Minister Chidawu said it was not enough for council to call for the declaration of the water situation in Harare as “a disaster” by the Government when the city fathers were not taking concrete steps to avert the water crisis.
“For instance, cutting out the middlemen in the provision of water supply chemicals at inflated prices who procure the same from South Africa and generally treating the current situation with the urgency that it deserves.
“Notably, the Minister of Local Government and Public Works Cde July Moyo recently directed council to procure water treatment chemicals from Chemplex Private Limited, a local and Government-owned entity in order to save foreign currency,” he said.
According to a letter seen by The Herald signed by Eng Chisango on June 7, council indicated that the water deal was ready.

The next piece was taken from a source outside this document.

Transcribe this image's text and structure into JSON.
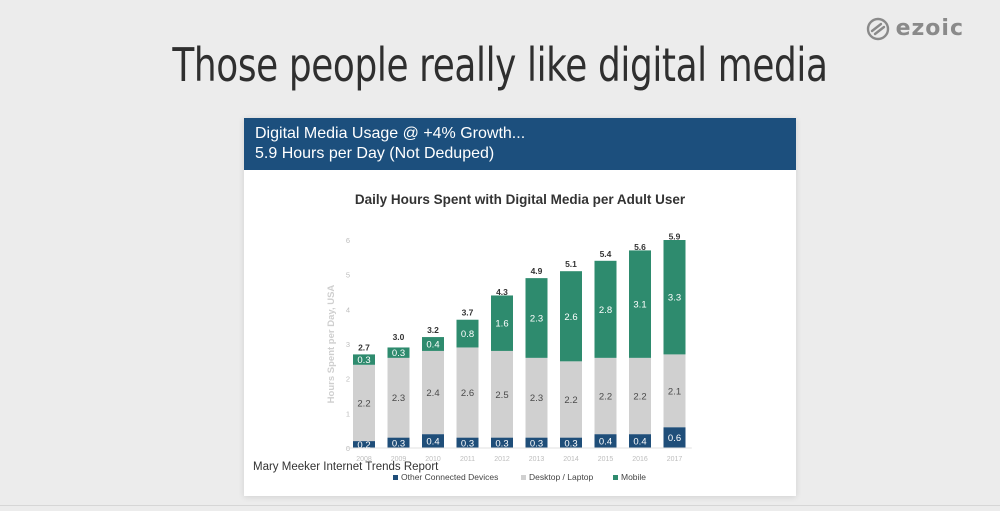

However, taps have remained dry.
“On May 14, 2019 the Environment Management Committee resolved that an expression of interest be flighted to allow more companies to participate and provide best solutions to council. PRAZ (the Procurement Regulatory Authority of Zimbabwe) in terms of section 3 (7) of the PPDPA Act approved that the accounting officer shorten the bidding period from 15 days to seven days. The expression of interest bidding documents is ready and advertising for bids is to be in the next Government gazette,” read the letter.

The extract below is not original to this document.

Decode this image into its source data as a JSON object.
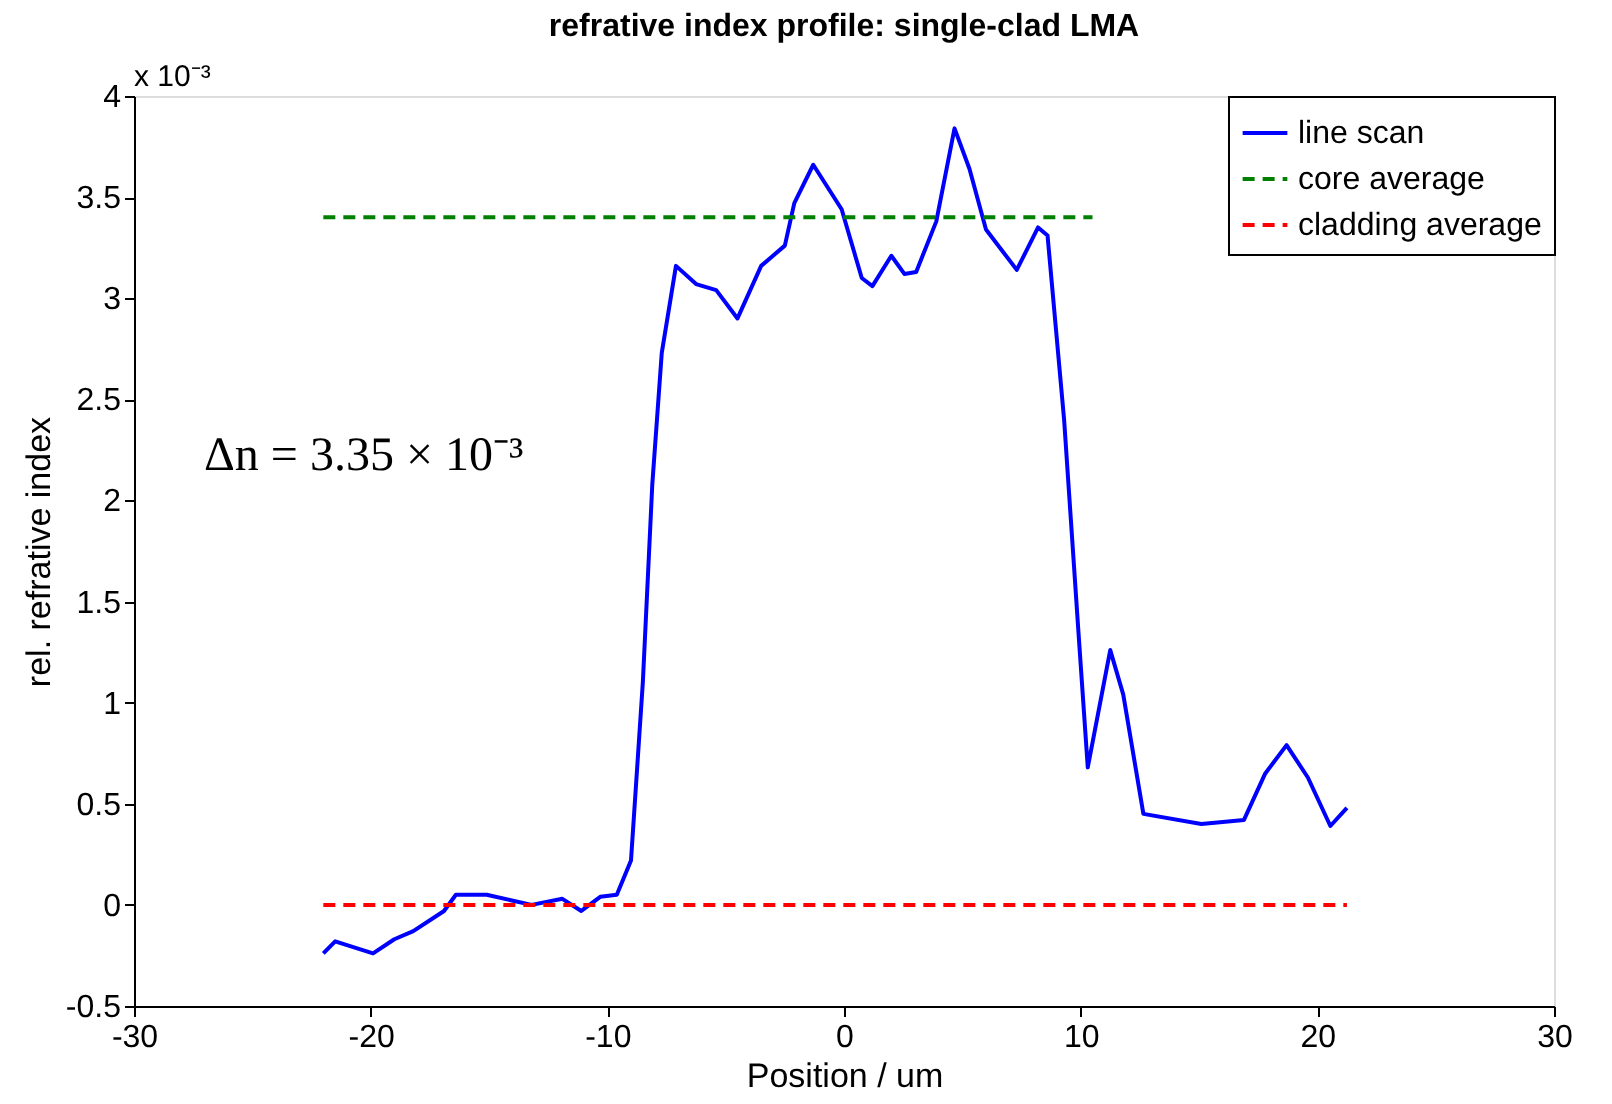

In an interview, Eng Chisango rejected claims that he was incompetent.
He said Harare’s water challenges required a collective approach, which has seen Government intervention through provision of funds.
“When the Minister (Chidawu) assumed office, we took him through all the water processes to have an appreciation of our challenges. The blame cannot lie 100 percent on one person as our infrastructure is now dilapidated.
“However, as council we are actually grateful that Government has come on board as that is the only way for us to improve water supplies under such prevailing conditions.
“The commitment by Government has also seen President Mnangagwa’s intervention through availing of funds to Harare,” he said.
Minister Chidawu slammed some sections of the media for being used by politicians to further their personal interests, and possibly perpetuate the water crisis to achieve their political ends.
Government recently injected US$9,3 million for urgent works at Lake Manyame and Warren Control Pump Station in a bid to alleviate Harare’s water woes.
The idea is aimed at ensuring that Harare could source raw water from Manyame Dam, which require less chemicals than the algae infested Lake Chivero which demands a cocktail of chemicals to purify.
The intervention by Government was expected to see residents accessing potable water almost regularly, which would be a major departure from the present challenges.